何度も「なぜ」「どうして」「なんなの」と迫られ、なんとかうまい説明をと思いがんばったものの、娘は首を傾げるばかり。「おとうちゃんも子どもの 時はおさるだったの?」と顔をしかめられたり、テレビに映るサルを指さして「あのおさるは、つぎは誰になるの?」と真顔で聞かれたりするに至り、諦めまし た。

「ごめん、実はおとうちゃんもよくわかってなかった。こんどおさるが人間になるお話の本を買ってくるから、一緒に読もう」と、その場を逃れたのでし た。だいたい生物の進化のことなんて、大人だって“まあなんとなくそういうことなんだろう”と信じているだけで、本当にすべてを理解しようとしたら、膨大 な時間と労力とお金を研究に注ぎこまなければならないはず。そんなことをしていたらその間に娘は大人になってしまう。だから子どもの「なぜ」に答えるのは 絶対不可能。うまい説明も厳密な答えも要らないのだ、と開き直って本を開くのがいちばんではないかと。

 

■ なかなか「おさる」が出てこない

そこで用意したのは、バージニア・リー・バートンの『せいめいのれきし』という本でした。


タイトルどおり生命の歴史が全五幕のお芝居に仕立てられていて、見開き一頁を一場として進化の過程を紹介しています。一場ごとに描かれた挿絵の落ち 着いた色合いがとても素敵で、いしいももこさんの訳文もわかりやすいので、小さな子どもでも集中してくれるかな、と思いこの本を選んだのでした。

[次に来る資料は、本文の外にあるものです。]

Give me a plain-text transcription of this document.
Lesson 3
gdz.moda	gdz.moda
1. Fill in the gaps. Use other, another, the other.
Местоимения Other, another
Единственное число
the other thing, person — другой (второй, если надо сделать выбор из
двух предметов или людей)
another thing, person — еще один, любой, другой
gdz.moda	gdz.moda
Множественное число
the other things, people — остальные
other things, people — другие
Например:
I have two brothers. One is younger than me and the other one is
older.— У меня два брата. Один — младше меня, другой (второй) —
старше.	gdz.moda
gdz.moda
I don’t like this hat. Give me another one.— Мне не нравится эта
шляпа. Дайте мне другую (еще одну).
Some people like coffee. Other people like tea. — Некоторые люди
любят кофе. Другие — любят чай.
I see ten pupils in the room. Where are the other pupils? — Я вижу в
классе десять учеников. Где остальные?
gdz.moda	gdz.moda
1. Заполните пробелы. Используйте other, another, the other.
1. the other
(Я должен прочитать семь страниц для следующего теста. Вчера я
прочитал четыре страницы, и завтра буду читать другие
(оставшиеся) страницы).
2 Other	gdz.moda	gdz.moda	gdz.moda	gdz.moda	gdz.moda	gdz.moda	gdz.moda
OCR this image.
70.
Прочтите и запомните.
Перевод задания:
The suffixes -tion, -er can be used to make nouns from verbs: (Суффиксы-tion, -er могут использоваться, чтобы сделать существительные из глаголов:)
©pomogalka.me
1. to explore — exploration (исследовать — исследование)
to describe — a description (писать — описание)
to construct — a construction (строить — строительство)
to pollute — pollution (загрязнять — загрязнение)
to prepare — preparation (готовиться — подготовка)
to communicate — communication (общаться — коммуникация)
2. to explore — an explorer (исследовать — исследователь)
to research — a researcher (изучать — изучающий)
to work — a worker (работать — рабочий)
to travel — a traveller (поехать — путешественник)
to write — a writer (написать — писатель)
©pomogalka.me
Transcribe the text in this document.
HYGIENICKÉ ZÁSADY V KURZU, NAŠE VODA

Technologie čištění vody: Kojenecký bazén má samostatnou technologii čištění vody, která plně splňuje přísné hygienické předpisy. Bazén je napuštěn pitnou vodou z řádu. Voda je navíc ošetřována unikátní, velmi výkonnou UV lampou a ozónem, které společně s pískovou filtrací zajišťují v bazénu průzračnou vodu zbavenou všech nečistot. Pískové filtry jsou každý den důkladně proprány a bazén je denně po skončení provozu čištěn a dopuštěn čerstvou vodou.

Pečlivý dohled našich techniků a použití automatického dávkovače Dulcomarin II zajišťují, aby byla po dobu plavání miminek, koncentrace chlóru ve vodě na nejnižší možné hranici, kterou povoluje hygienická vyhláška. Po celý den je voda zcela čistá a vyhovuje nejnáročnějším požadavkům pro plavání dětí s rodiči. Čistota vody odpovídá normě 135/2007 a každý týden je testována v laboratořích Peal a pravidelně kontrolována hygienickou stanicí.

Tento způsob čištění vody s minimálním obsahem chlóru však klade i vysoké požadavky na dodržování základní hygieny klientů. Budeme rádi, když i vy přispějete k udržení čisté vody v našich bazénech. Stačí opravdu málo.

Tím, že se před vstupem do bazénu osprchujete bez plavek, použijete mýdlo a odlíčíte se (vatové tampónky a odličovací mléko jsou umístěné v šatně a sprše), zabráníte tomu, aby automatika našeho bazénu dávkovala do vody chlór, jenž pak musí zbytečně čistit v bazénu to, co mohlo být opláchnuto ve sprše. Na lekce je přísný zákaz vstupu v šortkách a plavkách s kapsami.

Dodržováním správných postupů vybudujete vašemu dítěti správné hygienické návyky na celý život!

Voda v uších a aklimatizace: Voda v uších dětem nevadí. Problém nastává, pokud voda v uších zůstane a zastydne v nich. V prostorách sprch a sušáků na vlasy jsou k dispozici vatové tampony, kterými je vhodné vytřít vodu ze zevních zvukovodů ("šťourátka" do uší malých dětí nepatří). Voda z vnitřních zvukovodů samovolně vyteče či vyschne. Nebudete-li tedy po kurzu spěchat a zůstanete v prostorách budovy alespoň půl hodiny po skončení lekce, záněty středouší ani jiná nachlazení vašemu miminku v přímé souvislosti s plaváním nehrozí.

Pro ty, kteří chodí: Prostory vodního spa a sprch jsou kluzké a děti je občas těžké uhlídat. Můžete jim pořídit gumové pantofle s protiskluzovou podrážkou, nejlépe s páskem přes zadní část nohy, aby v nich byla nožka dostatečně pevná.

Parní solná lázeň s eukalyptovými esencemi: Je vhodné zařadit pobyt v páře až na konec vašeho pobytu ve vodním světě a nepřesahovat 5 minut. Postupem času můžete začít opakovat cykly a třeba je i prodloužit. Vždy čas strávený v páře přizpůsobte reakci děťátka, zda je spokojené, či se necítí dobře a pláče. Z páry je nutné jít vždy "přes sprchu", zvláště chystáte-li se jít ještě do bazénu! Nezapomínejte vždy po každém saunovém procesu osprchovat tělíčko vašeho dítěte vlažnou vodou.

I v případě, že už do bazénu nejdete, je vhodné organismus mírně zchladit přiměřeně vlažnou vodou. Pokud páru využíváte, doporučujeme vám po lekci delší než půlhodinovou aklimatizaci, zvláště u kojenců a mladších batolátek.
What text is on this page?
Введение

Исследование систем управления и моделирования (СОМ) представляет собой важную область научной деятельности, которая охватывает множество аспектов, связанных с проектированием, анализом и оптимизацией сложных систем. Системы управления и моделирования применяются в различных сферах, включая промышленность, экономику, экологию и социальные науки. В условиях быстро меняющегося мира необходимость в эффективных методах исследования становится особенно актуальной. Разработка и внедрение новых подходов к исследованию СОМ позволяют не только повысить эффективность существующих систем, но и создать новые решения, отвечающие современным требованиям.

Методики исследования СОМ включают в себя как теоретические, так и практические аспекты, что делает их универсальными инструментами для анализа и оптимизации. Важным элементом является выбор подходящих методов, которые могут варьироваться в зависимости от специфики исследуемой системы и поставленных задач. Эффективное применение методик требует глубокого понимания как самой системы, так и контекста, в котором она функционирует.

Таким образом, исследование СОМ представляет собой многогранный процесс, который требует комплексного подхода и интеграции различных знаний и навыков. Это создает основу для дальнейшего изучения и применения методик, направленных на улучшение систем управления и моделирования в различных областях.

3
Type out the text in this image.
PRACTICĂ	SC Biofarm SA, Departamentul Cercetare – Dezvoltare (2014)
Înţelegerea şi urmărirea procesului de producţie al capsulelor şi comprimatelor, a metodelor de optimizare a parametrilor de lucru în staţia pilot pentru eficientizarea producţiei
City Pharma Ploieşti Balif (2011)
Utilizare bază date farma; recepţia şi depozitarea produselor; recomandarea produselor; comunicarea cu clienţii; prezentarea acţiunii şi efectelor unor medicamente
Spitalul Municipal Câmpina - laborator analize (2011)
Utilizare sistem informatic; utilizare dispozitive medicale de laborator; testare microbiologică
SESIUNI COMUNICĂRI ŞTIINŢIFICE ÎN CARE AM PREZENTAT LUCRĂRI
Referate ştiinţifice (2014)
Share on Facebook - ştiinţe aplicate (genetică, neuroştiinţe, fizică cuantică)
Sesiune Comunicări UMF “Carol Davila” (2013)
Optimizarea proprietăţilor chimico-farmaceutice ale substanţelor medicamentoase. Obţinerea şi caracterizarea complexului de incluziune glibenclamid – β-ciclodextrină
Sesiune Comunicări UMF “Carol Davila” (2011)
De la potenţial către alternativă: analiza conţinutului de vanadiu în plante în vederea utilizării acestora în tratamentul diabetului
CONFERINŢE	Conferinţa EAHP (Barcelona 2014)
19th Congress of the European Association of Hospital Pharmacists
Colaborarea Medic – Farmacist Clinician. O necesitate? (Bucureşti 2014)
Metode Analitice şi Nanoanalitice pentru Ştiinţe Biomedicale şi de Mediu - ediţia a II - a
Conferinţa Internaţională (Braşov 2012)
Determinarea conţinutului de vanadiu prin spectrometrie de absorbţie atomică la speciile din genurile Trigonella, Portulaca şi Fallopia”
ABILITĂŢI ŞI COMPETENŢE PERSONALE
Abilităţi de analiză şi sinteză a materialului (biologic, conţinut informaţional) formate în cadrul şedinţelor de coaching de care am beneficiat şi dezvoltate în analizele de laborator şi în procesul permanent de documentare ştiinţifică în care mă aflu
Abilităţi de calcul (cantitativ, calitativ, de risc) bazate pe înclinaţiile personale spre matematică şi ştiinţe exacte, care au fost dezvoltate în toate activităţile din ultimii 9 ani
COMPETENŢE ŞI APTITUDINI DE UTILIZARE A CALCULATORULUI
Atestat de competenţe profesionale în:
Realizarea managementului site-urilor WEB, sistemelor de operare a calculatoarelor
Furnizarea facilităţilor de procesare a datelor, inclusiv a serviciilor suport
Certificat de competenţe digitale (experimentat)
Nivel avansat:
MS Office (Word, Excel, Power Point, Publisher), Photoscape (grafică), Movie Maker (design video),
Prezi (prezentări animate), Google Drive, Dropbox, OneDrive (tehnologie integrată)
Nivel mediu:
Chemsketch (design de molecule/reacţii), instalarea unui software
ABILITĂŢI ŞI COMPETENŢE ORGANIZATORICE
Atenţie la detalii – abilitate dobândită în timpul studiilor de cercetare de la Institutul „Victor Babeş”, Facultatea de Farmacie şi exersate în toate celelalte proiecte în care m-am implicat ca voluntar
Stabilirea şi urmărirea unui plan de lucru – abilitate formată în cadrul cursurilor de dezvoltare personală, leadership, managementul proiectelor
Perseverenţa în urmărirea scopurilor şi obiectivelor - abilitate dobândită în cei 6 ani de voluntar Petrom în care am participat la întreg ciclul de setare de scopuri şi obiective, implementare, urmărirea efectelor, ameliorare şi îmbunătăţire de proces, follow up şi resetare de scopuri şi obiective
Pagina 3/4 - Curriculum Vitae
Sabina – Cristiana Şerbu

「おさるが人間になる本、買ってきたよ」と本を渡すと、娘は大喜び。鮮やかな黄色い表紙に、様々ないきものたちの赤や緑のシルエットがひしめき合っている楽しげな表紙も、彼女の心をぐっと掴んだようでした。


ところが。お話は「考えられないほど大昔」から始まります。プロローグの第一場の舞台は、暗黒の宇宙です。


「うちゅうってなに?」「最初はなにもなかったんだよ、真暗で」「なんで?」と、まだ地球もできていないのに問答が始まってしまいました。ちょっとまだ難 しかったか、と思いつつも、問答を繰り返しながら読み進んでいくのですが、なかなか娘が見たがっている「おさる」が出てこない。


20頁目くらいで、ようやく三葉虫みたいなやつが登場。


30頁目くらい、恐竜のくだりでちょっと盛り上がりましたが、彼らの絶滅後、小さな哺乳類がちょろちょろし始めたあたりで、気づくと娘の心はもう離れてしまっていたのでした。

 

■ ふしぎでわからない子どもたち

本を開いて子どもといっしょに考える、というと聴こえはいいけれど、やってみると難しいものです。この本のほかに、『エボリューション』という分厚 い図鑑もいっしょに読んだのですが、やはり魚がたくさん描いてある海の絵や、恐竜たちが闘っている絵などを喜ぶのがせいぜいで、結局、進化について考える ところまでは辿り着けずじまいでした。

とにかく、それはそれは気のとおくなる話なのだということはどうやら伝わったようです。目的とはすこしずれてしまったものの、この二冊の本を、娘は 単にたくさんの動物や魚や植物が登場する本として、その後も楽しく読んでいました。ところがそうかと思うと、教えてからだいぶ経っているのにとつぜん「化 石」の話題を持ち出してきたりもして、子どもというのはなんとも侮れないものです。がんばります、がんばりましょう。